Monday, Mar. 18, 1957
Low Levels
Marching into New Delhi's presidential mansion last week to present his credentials as the new U.S. Ambassador to India, scholarly-looking Ellsworth Bunker was momentarily jolted by a loud, off-key blast from a brace of turbaned trumpeters. Next morning when he opened his paper the ambassador was greeted with yet another sour note: a slashing attack on the U.S. and Britain by India's Prime Minister Nehru.
Electioneering in the industrial city of Kanpur, Nehru explained the British and American U.N. vote to condemn India's seizure of Kashmir (TIME, Feb. 4) as simply a reward to Pakistan for its membership in SEATO and the Baghdad Pact. The intent, said Nehru, was "to make India change her independent policy." Then, amidst wild cheers, he cried defiantly: "India will not change her stand on Kashmir one iota under any threat."
As evidence of the lengths to which India is prepared to go to keep Kashmir, Indian Puppet Bakshi Ghulam Mohammed and his followers last week succeeded in winning a majority of seats in the Kashmir legislature three weeks before a single vote could be cast. (The new legislators, explained the pro-Indian state election committee, had either been unopposed or opposed only by citizens whose nomination papers unfortunately proved invalid.)
The anti-Western mood that Nehru was whipping up in India last week had all but undone any good that came out of the Eisenhower-Nehru meeting.
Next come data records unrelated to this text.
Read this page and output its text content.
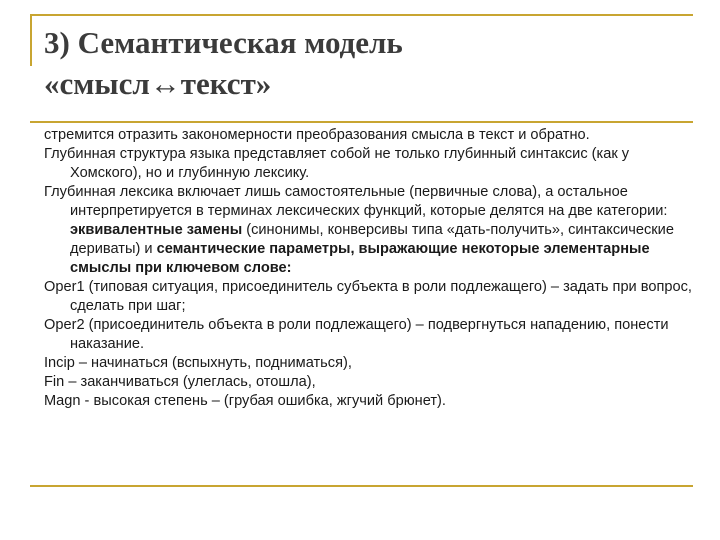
3) Семантическая модель
«смысл↔текст»

стремится отразить закономерности преобразования смысла в текст и обратно.

Глубинная структура языка представляет собой не только глубинный синтаксис (как у Хомского), но и глубинную лексику.

Глубинная лексика включает лишь самостоятельные (первичные слова), а остальное интерпретируется в терминах лексических функций, которые делятся на две категории: эквивалентные замены (синонимы, конверсивы типа «дать-получить», синтаксические дериваты) и семантические параметры, выражающие некоторые элементарные смыслы при ключевом слове:

Oper1 (типовая ситуация, присоединитель субъекта в роли подлежащего) – задать при вопрос, сделать при шаг;

Oper2 (присоединитель объекта в роли подлежащего) – подвергнуться нападению, понести наказание.

Incip – начинаться (вспыхнуть, подниматься),

Fin – заканчиваться (улеглась, отошла),

Magn - высокая степень – (грубая ошибка, жгучий брюнет).
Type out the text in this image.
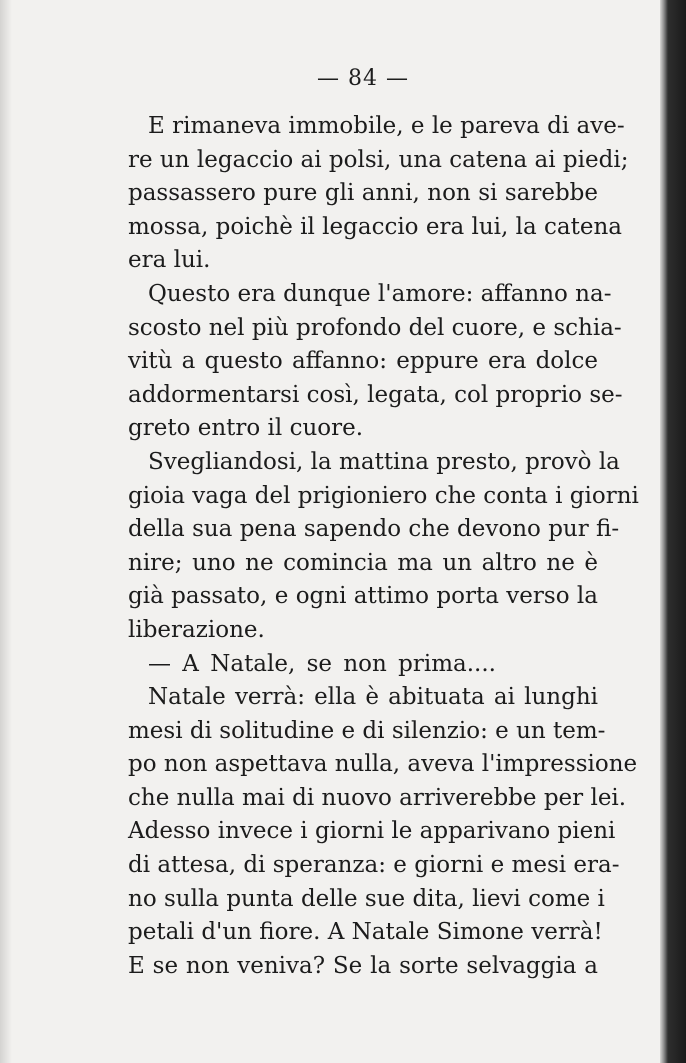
— 84 —
E rimaneva immobile, e le pareva di ave-
re un legaccio ai polsi, una catena ai piedi;
passassero pure gli anni, non si sarebbe
mossa, poichè il legaccio era lui, la catena
era lui.
Questo era dunque l'amore: affanno na-
scosto nel più profondo del cuore, e schia-
vitù a questo affanno: eppure era dolce
addormentarsi così, legata, col proprio se-
greto entro il cuore.
Svegliandosi, la mattina presto, provò la
gioia vaga del prigioniero che conta i giorni
della sua pena sapendo che devono pur fi-
nire; uno ne comincia ma un altro ne è
già passato, e ogni attimo porta verso la
liberazione.
— A Natale, se non prima....
Natale verrà: ella è abituata ai lunghi
mesi di solitudine e di silenzio: e un tem-
po non aspettava nulla, aveva l'impressione
che nulla mai di nuovo arriverebbe per lei.
Adesso invece i giorni le apparivano pieni
di attesa, di speranza: e giorni e mesi era-
no sulla punta delle sue dita, lievi come i
petali d'un fiore. A Natale Simone verrà!
E se non veniva? Se la sorte selvaggia a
British High Commissioner Malcolm MacDonald reported to London that Britain's standing in India is at a dangerously "low level." In fact, not all Indians apparently recognize at what point they are to check their criticism of Britain and the U.S. The Economic Review, official organ of Nehru's Congress Party, published two inflammatory editorials. The first suggested that the foreign policy of the Eisenhower Administration reflects the prevalence of juvenile delinquency in the U.S. The second, dealing with Queen Elizabeth's recent tour of Portugal, commented: "Elizabeth II is sorry that the world is not able to appreciate the hanging by the neck of Greek patriots in Cyprus or the butcheries of the Portuguese in Goa. We regret the low level of intelligence."
In the U.S. the Economic Review's remarks whitened not one hair. But in Britain, which still resents the fact that Nehru raised more outcry over Suez than over Hungary, remarks about the Queen simply Will not do. NEHRU INSULT TO QUEEN, headlined the London Daily Mail. Hastily, Nehru condemned the article as "wholly intemperate." Said he: "I am greatly disturbed that the Queen's name should have been brought into this, and I should like to offer my apologies to her."